Written by Syreeta Singleton, a longtime member of the Issa Rae braintrust, One of Them Days, co-produced by Rae, feels deeply connected to the gender wars classic Insecure and the gone-too-soon Rap Sh!t, both city-specific comedies about female friendship and reaching new life stages. And, if you told me it was a TV pilot, I would believe you, which is to say that it doesn’t have the cinematic excess I like out of my big studio comedies. Their L.A. seems empty and restricted to a few locations that feel like they could all be on the same studio lot, instead of a living, breathing city where the possibilities are endless and you never know what’s around the corner. Director Lawrence Lamont throws a Band-Aid on that issue by using music to give the city a more lived-in feel: You might catch snippets of a Mustard beat, and the movie opens with a sound bite from Big Boy’s Neighborhood playing over the radio.

At its core, One of Them Days, is basically a beat-for-beat update of Friday. In the 1995 F. Gary Gray touchstone, Ice Cube and Chris Tucker are thick-skulled stoners in South Central who smoke the weed they were supposed to sell and have to pay back neighborhood kingpin Big Worm or face death. In their quest to get the money, they stumble into The Ghettos Tryin to Kill Me! hi-jinks, but most of the comedy comes from their slacking off and bullshitting conversations about nothing. Unfortunately, the jokes in One of Them Days come less from Palmer’s Dreux and SZA’s Alyssa hanging out and more from bits that come from a revolving door of famous comedians (Janelle James, Lil Rel Howery, Katt Williams) who pull up to do PG-13-approved versions of their thing. And, even more unfortunately, the conversations that Dreux and Alyssa have are not exactly knee-slappers. Dreux, with a lot of comedic jumpiness, voices her problems, as Alyssa responds with short quips or animated facial expressions. SZA is likable but limited, not charismatic enough to play off a scaled-back Keke Palmer. And, to be real, Friday only works because Chris Tucker is on a bender.

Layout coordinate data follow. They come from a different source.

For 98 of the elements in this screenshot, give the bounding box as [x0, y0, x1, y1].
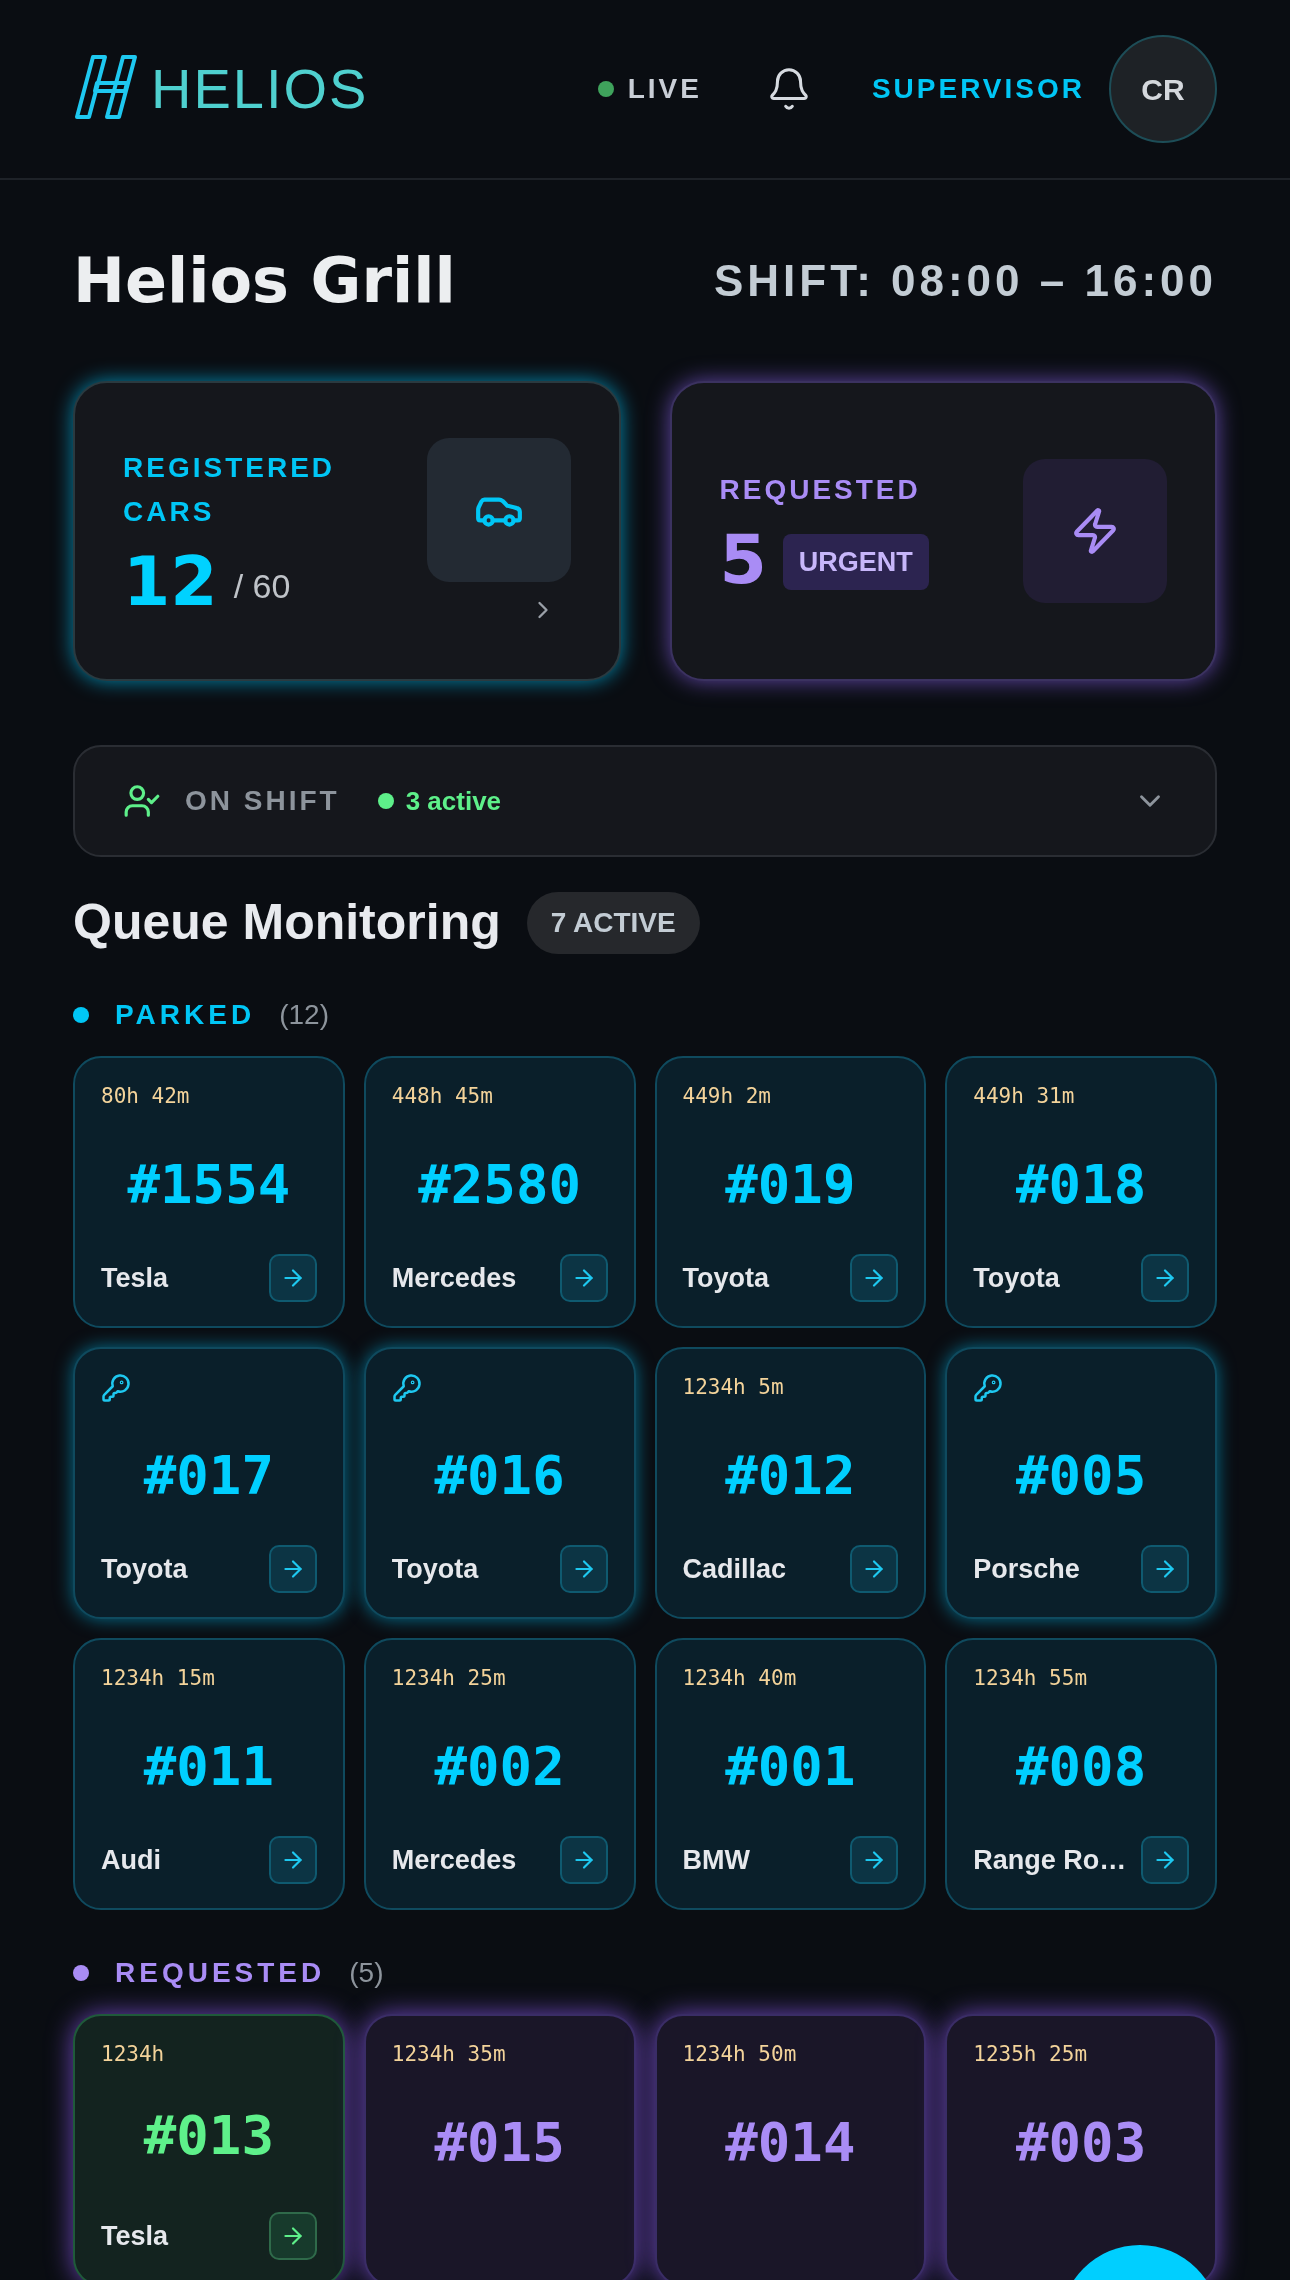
open-button[interactable]	[559, 1836, 608, 1884]
section-count: (12)	[279, 998, 329, 1032]
car-make: Range Ro…	[973, 1843, 1127, 1877]
stat-total: / 60	[233, 566, 291, 607]
ticket-card[interactable]: 1234h 25m #002 Mercedes	[363, 1638, 636, 1910]
section-label: REQUESTED	[115, 1956, 326, 1990]
open-button[interactable]	[1141, 1545, 1189, 1593]
active-count: 3 active	[405, 784, 502, 818]
ticket-number: #1554	[127, 1151, 291, 1218]
ticket-card[interactable]: 1234h #013 Tesla	[73, 2014, 345, 2280]
ticket-card[interactable]: 1234h 15m #011 Audi	[73, 1638, 345, 1910]
on-shift-label: ON SHIFT	[185, 784, 340, 818]
elapsed-time: 1234h 35m	[391, 2041, 506, 2069]
ticket-card[interactable]: #016 Toyota	[363, 1347, 636, 1619]
elapsed-time: 449h 31m	[973, 1083, 1075, 1111]
ticket-card[interactable]: #005 Porsche	[945, 1347, 1217, 1619]
elapsed-time: 1234h 55m	[973, 1665, 1088, 1693]
ticket-number: #2580	[418, 1151, 581, 1218]
open-button[interactable]	[268, 1545, 317, 1593]
stat-label: REQUESTED	[719, 473, 922, 507]
key-icon	[973, 1373, 1004, 1403]
car-make: Toyota	[391, 1552, 479, 1586]
user-avatar[interactable]: CR	[1109, 35, 1217, 143]
stat-card[interactable]: REGISTERED CARS 12 / 60	[73, 381, 621, 681]
open-button[interactable]	[559, 1254, 608, 1302]
open-button[interactable]	[268, 2212, 317, 2260]
ticket-card[interactable]: #017 Toyota	[73, 1347, 345, 1619]
ticket-number: #016	[434, 1442, 565, 1509]
elapsed-time: 1235h 25m	[973, 2041, 1088, 2069]
ticket-card[interactable]: 80h 42m #1554 Tesla	[73, 1056, 345, 1328]
ticket-card[interactable]: 449h 2m #019 Toyota	[654, 1056, 927, 1328]
live-label: LIVE	[627, 72, 702, 106]
section-label: PARKED	[115, 998, 256, 1032]
open-button[interactable]	[268, 1254, 317, 1302]
car-make: Mercedes	[391, 1843, 517, 1877]
ticket-number: #001	[725, 1733, 856, 1800]
stat-value: 12	[123, 548, 218, 616]
user-check-icon	[123, 782, 161, 820]
key-icon	[391, 1373, 422, 1403]
ticket-card[interactable]: 1234h 40m #001 BMW	[654, 1638, 927, 1910]
active-badge: 7 ACTIVE	[526, 891, 700, 954]
ticket-number: #005	[1016, 1442, 1147, 1509]
venue-title: Helios Grill	[73, 243, 456, 319]
ticket-number: #002	[434, 1733, 565, 1800]
ticket-number: #019	[725, 1151, 856, 1218]
ticket-card[interactable]: 449h 31m #018 Toyota	[945, 1056, 1217, 1328]
car-make: Mercedes	[391, 1261, 517, 1295]
ticket-number: #003	[1016, 2109, 1147, 2176]
ticket-number: #014	[725, 2109, 856, 2176]
elapsed-time: 1234h 40m	[682, 1665, 797, 1693]
ticket-number: #013	[143, 2102, 274, 2169]
elapsed-time: 1234h	[101, 2041, 165, 2069]
elapsed-time: 1234h 50m	[682, 2041, 797, 2069]
stat-label: REGISTERED CARS	[123, 451, 337, 529]
car-make: Tesla	[101, 2219, 169, 2253]
ticket-card[interactable]: 1234h 50m #014	[654, 2014, 927, 2280]
brand-name: HELIOS	[151, 56, 369, 122]
elapsed-time: 1234h 15m	[101, 1665, 215, 1693]
car-make: Toyota	[682, 1261, 769, 1295]
open-button[interactable]	[1141, 1254, 1189, 1302]
elapsed-time: 1234h 5m	[682, 1374, 784, 1402]
car-make: Toyota	[101, 1552, 188, 1586]
ticket-number: #011	[143, 1733, 274, 1800]
ticket-card[interactable]: 448h 45m #2580 Mercedes	[363, 1056, 636, 1328]
urgent-badge: URGENT	[782, 533, 929, 590]
car-make: Cadillac	[682, 1552, 787, 1586]
stat-value: 5	[719, 526, 767, 594]
car-make: Porsche	[973, 1552, 1080, 1586]
ticket-number: #012	[725, 1442, 856, 1509]
car-make: BMW	[682, 1843, 750, 1877]
open-button[interactable]	[268, 1836, 317, 1884]
open-button[interactable]	[1141, 1836, 1189, 1884]
car-make: Toyota	[973, 1261, 1060, 1295]
role-label: SUPERVISOR	[871, 72, 1085, 106]
ticket-number: #018	[1016, 1151, 1147, 1218]
ticket-card[interactable]: 1234h 5m #012 Cadillac	[654, 1347, 927, 1619]
elapsed-time: 80h 42m	[101, 1083, 190, 1111]
ticket-card[interactable]: 1234h 35m #015	[363, 2014, 636, 2280]
ticket-card[interactable]: 1234h 55m #008 Range Ro…	[945, 1638, 1217, 1910]
key-icon	[101, 1373, 131, 1403]
car-make: Audi	[101, 1843, 161, 1877]
queue-title: Queue Monitoring	[73, 893, 501, 952]
open-button[interactable]	[850, 1254, 899, 1302]
stat-card[interactable]: REQUESTED 5 URGENT	[669, 381, 1217, 681]
shift-hours: SHIFT: 08:00 – 16:00	[713, 254, 1217, 307]
ticket-number: #008	[1016, 1733, 1147, 1800]
elapsed-time: 1234h 25m	[391, 1665, 506, 1693]
open-button[interactable]	[850, 1545, 899, 1593]
open-button[interactable]	[559, 1545, 608, 1593]
ticket-number: #017	[143, 1442, 274, 1509]
section-count: (5)	[349, 1956, 384, 1990]
open-button[interactable]	[850, 1836, 899, 1884]
ticket-card[interactable]: 1235h 25m #003	[945, 2014, 1217, 2280]
ticket-number: #015	[434, 2109, 565, 2176]
elapsed-time: 448h 45m	[391, 1083, 493, 1111]
elapsed-time: 449h 2m	[682, 1083, 771, 1111]
car-make: Tesla	[101, 1261, 169, 1295]
on-shift-panel[interactable]: ON SHIFT 3 active	[73, 745, 1217, 857]
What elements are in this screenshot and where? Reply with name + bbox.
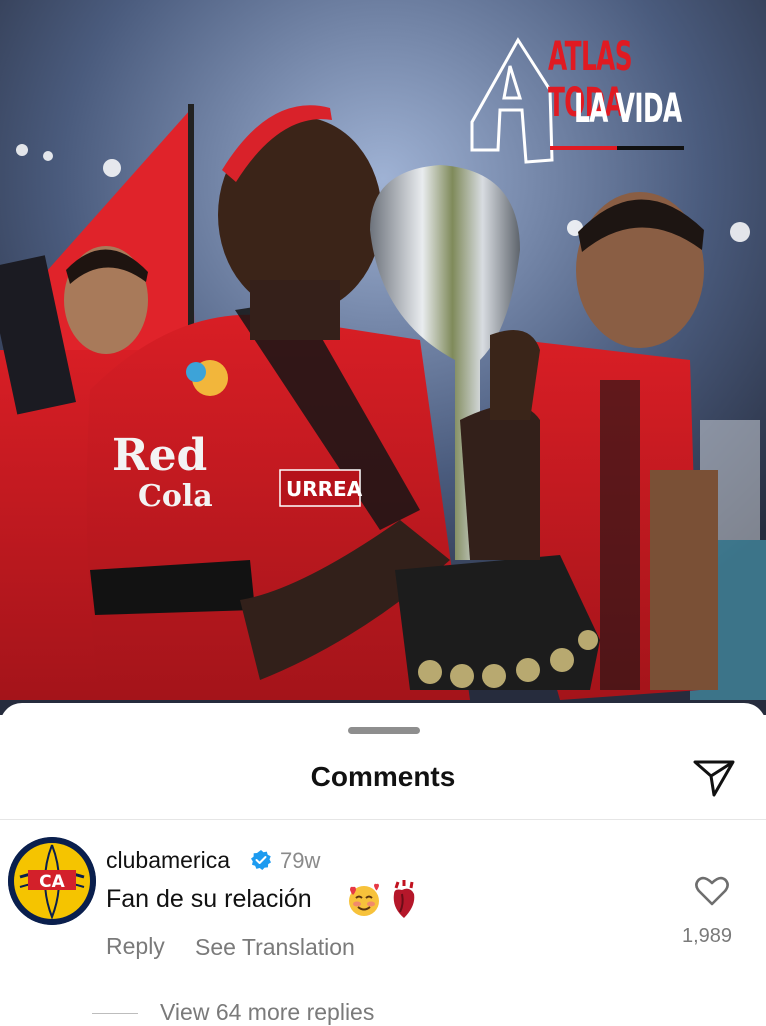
smiling-face-with-hearts-icon — [349, 883, 379, 916]
logo-line2: LA VIDA — [574, 86, 682, 132]
like-count: 1,989 — [682, 925, 733, 947]
jersey-cola-text: Cola — [138, 479, 213, 514]
reply-button[interactable]: Reply — [106, 933, 165, 960]
jersey-sponsor-text: URREA — [286, 477, 363, 501]
sheet-title: Comments — [310, 761, 456, 792]
logo-underline — [550, 146, 684, 150]
sheet-grabber[interactable] — [348, 727, 420, 734]
share-button[interactable] — [690, 757, 738, 801]
see-translation-button[interactable]: See Translation — [195, 934, 355, 961]
avatar-letters: CA — [39, 872, 65, 892]
anatomical-heart-icon — [393, 880, 415, 918]
paper-plane-icon — [693, 760, 735, 797]
heart-outline-icon[interactable] — [694, 875, 730, 907]
comment-timestamp: 79w — [280, 848, 321, 873]
jersey-red-text: Red — [112, 430, 207, 481]
comment-username[interactable]: clubamerica — [106, 847, 230, 874]
sheet-divider — [0, 819, 766, 820]
verified-badge-icon — [251, 850, 271, 870]
post-photo: Red Cola URREA ATLAS TODA LA VIDA — [0, 0, 766, 715]
comment-text: Fan de su relación — [106, 885, 312, 913]
replies-connector-line — [92, 1013, 138, 1014]
avatar[interactable]: CA — [8, 837, 96, 925]
comments-sheet: Comments CA clubamerica 79w Fan de su re… — [0, 703, 766, 1026]
view-more-replies-button[interactable]: View 64 more replies — [160, 999, 374, 1026]
club-america-crest-icon: CA — [8, 837, 96, 925]
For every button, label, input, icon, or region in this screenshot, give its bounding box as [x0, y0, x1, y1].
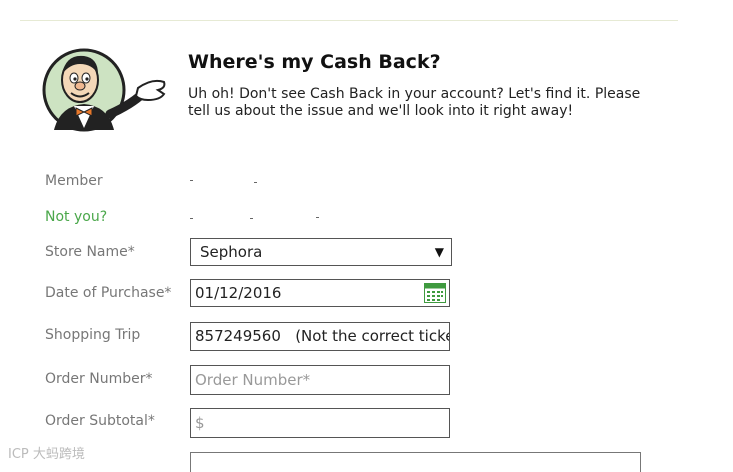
- member-label: Member: [45, 173, 103, 189]
- member-email-redacted: [190, 212, 330, 222]
- shopping-trip-select[interactable]: 857249560 (Not the correct ticket: [190, 322, 450, 351]
- store-name-value: Sephora: [200, 243, 263, 261]
- intro-text: Uh oh! Don't see Cash Back in your accou…: [188, 86, 641, 119]
- member-value-redacted: [190, 176, 270, 186]
- dropdown-arrow-icon: ▼: [434, 245, 444, 259]
- watermark: ICP 大蚂跨境: [8, 447, 85, 462]
- date-of-purchase-label: Date of Purchase*: [45, 285, 172, 301]
- not-you-link[interactable]: Not you?: [45, 209, 107, 225]
- order-subtotal-input[interactable]: [190, 408, 450, 438]
- order-number-label: Order Number*: [45, 371, 153, 387]
- order-number-input[interactable]: [190, 365, 450, 395]
- date-of-purchase-field[interactable]: 01/12/2016: [190, 279, 450, 307]
- page-title: Where's my Cash Back?: [188, 51, 441, 73]
- shopping-trip-value: 857249560 (Not the correct ticket: [195, 327, 450, 345]
- mascot-illustration: [42, 48, 166, 132]
- store-name-select[interactable]: Sephora ▼: [190, 238, 452, 266]
- top-divider: [20, 20, 678, 21]
- store-name-label: Store Name*: [45, 244, 135, 260]
- shopping-trip-label: Shopping Trip: [45, 327, 141, 343]
- next-field-partial[interactable]: [190, 452, 641, 472]
- order-subtotal-label: Order Subtotal*: [45, 413, 155, 429]
- calendar-icon[interactable]: [424, 283, 446, 303]
- date-of-purchase-value: 01/12/2016: [195, 284, 282, 302]
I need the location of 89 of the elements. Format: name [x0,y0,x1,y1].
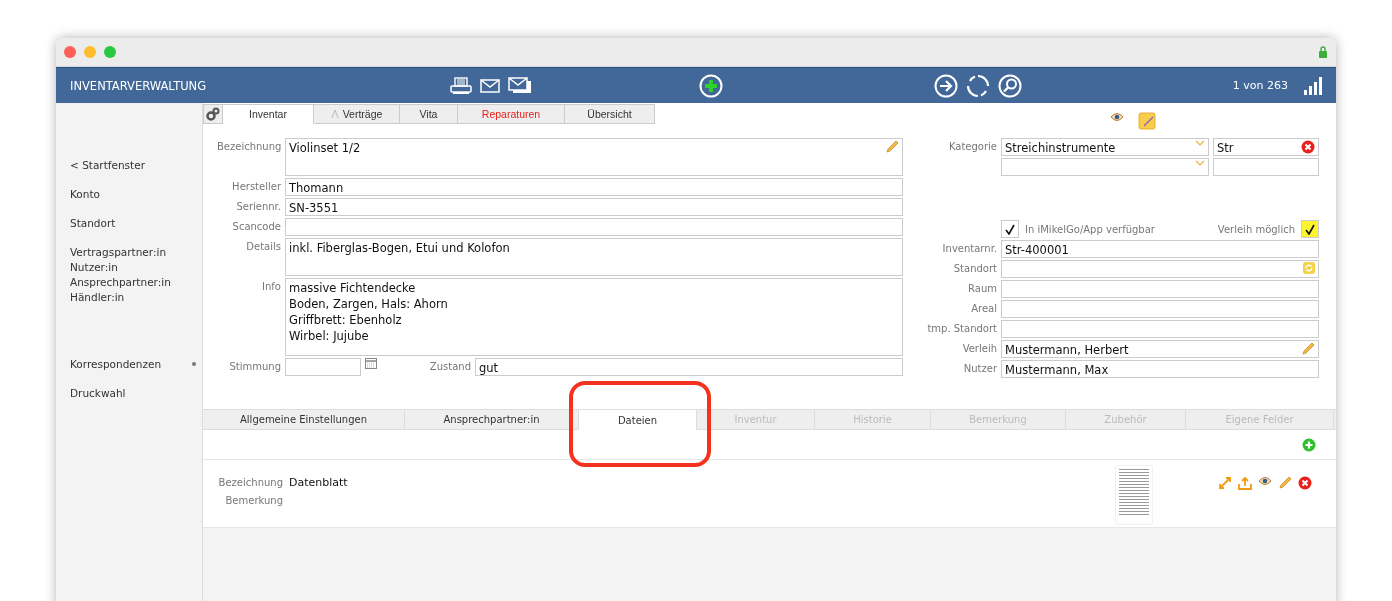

There’s a reason all the sequels, which don’t have Tucker, resort to the kind of shock humor you get from comedies running on fumes. It’s hard to say there needs to be Another One of Them Days.

The funnier stuff in One of Them Days comes from Singleton’s script, detailing the petty inconveniences of the hood that can turn a bad day into a disaster: a hairdresser playing games on the afternoon of Dreux’s big interview, interactions with a predatory loan shark (Keyla Monterroso Mejia, always hilarious), a biscuit thief that jacks their free meal. The mood is kept playful, even as the stakes escalate. The other good moments come from the drama between Alyssa and Keshawn, whom they find sleeping cozily in the bed of another woman, Berniece (Aziza Scott). Berniece has a bad temper and twerks like she’s in the “Tip Drill” video, and, with that ass used like a weapon, becomes the thorn in the side of Dreux and Alyssa like Deebo was to Smokey and Craig.

The greatest compliment I can give One of Them Days, though, is that it makes me nostalgic for a time in movie history when buddy comedies, especially Black ones, were getting made on the regular. When rap and R&B stars leading major studio fare wasn’t unusual. Sure, most of them turned out closer to Bow Wow’s Lottery Ticket than Friday, but, nowadays, it’s cool that they even exist. Just stars doing shit on screen! Issa Rae and company are betting that we miss those days, that all we want to see is SZA fool around in a movie that doesn’t carry the weight her music now does as one of the greatest R&B songwriters of her generation. They’re right.